For federal employees, this means:
- If you have a pending accommodation request, keep a dated copy of it and of every follow-up. A record of when you asked and what the agency did — or did not do — is the backbone of a failure-to-accommodate claim.
- A stalled request is not the end of the road. Agencies must engage in the interactive process, and unreasonable delay can itself violate the law even without a formal denial.

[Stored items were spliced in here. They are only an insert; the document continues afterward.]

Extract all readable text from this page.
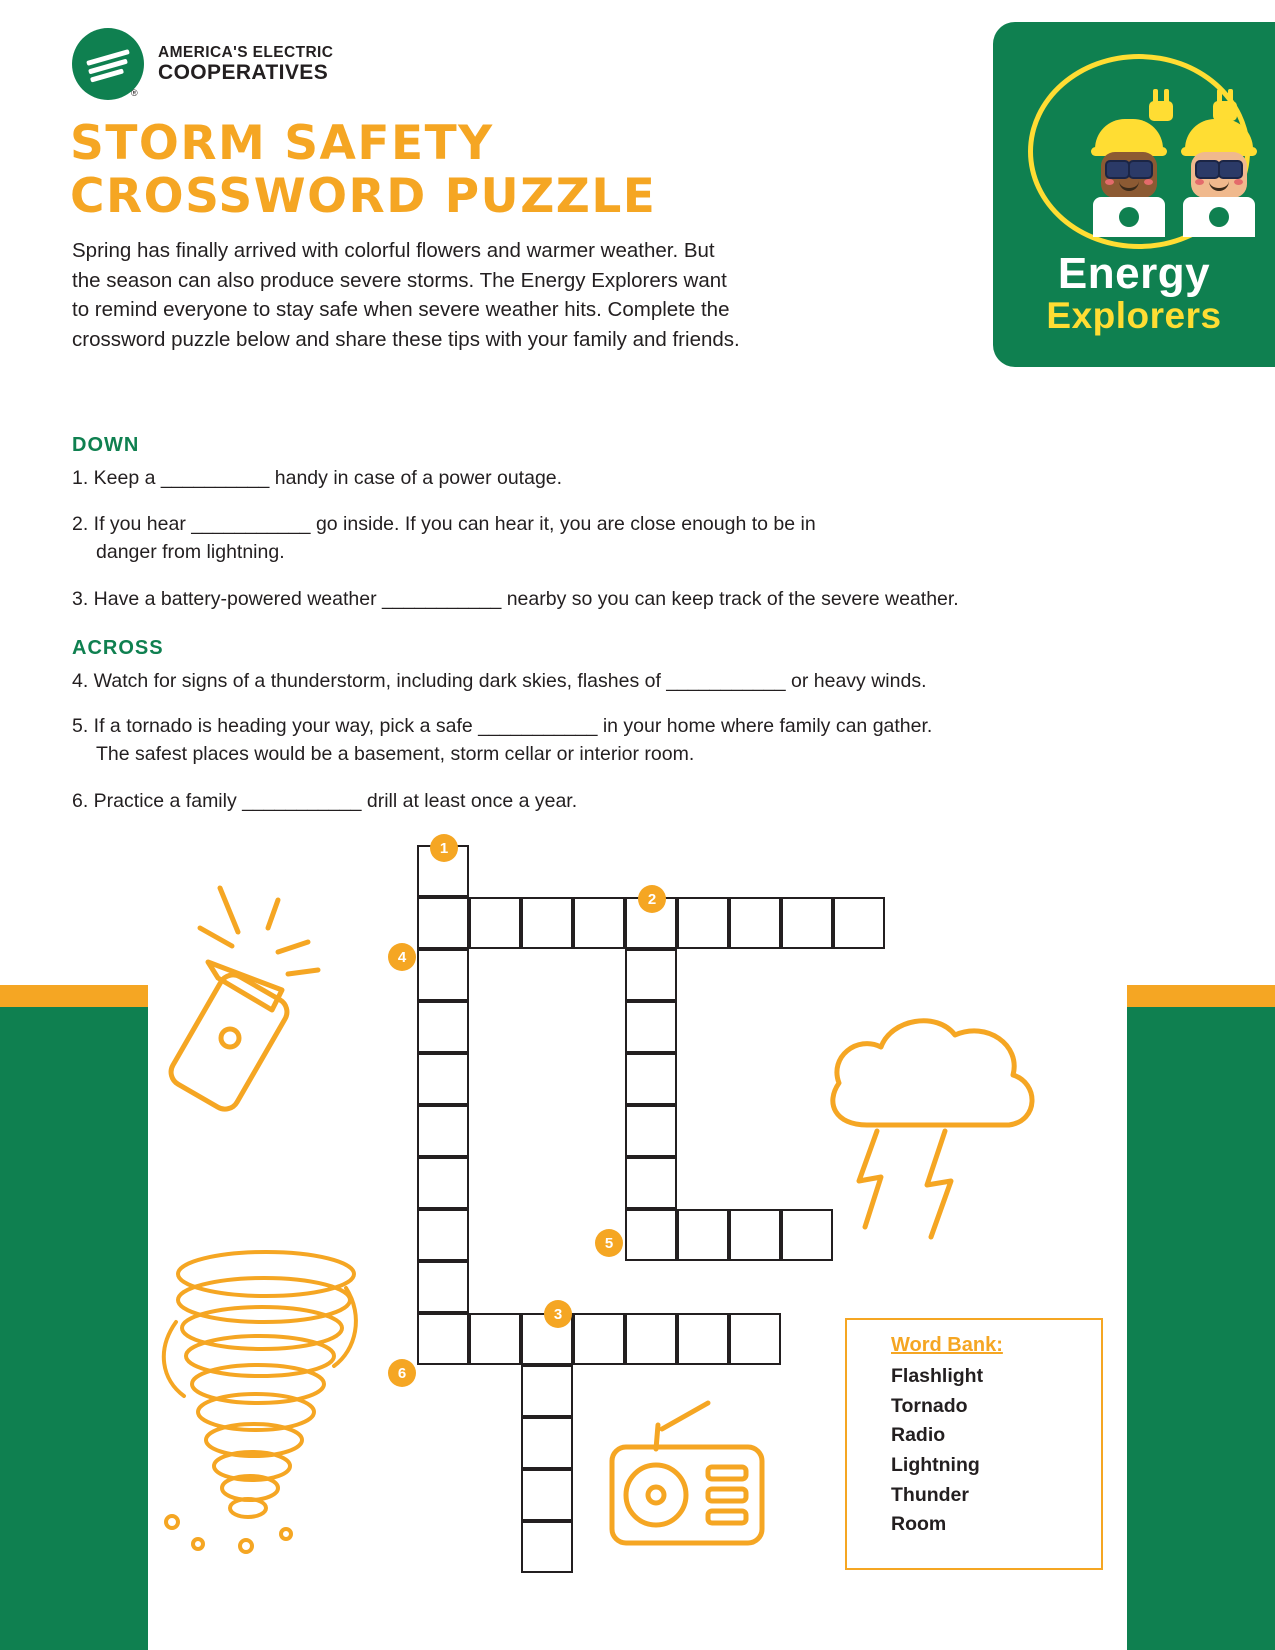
AMERICA'S ELECTRIC
COOPERATIVES
®
STORM SAFETY
CROSSWORD PUZZLE
Spring has finally arrived with colorful flowers and warmer weather. But the season can also produce severe storms. The Energy Explorers want to remind everyone to stay safe when severe weather hits. Complete the crossword puzzle below and share these tips with your family and friends.
Energy
Explorers
DOWN
1. Keep a __________ handy in case of a power outage.
2. If you hear ___________ go inside. If you can hear it, you are close enough to be in
danger from lightning.
3. Have a battery-powered weather ___________ nearby so you can keep track of the severe weather.
ACROSS
4. Watch for signs of a thunderstorm, including dark skies, flashes of ___________ or heavy winds.
5. If a tornado is heading your way, pick a safe ___________ in your home where family can gather.
The safest places would be a basement, storm cellar or interior room.
6. Practice a family ___________ drill at least once a year.
1
2
4
5
3
6
Word Bank:
Flashlight
Tornado
Radio
Lightning
Thunder
Room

- Mind the separate EEO clock. If you believe you were denied accommodation or retaliated against, the window to contact an EEO counselor is short and runs even while a request sits unanswered.
Legal Insight:
Section 501 of the Rehabilitation Act, 29 U.S.C. § 791, requires federal agencies to provide reasonable accommodation to qualified employees with disabilities, and the EEOC's regulations at 29 C.F.R. § 1614.203 build the interactive process around that duty. A prolonged failure to act on a request — not only an outright refusal — can amount to a denial and, in some cases, evidence of bad faith. An employee who wants to preserve a discrimination claim generally must contact an agency EEO counselor within 45 days of the challenged action under 29 C.F.R. § 1614.105(a)(1); because that deadline can run while an accommodation request goes unanswered, employees who suspect their rights are being ignored should speak with a federal employment attorney before it passes.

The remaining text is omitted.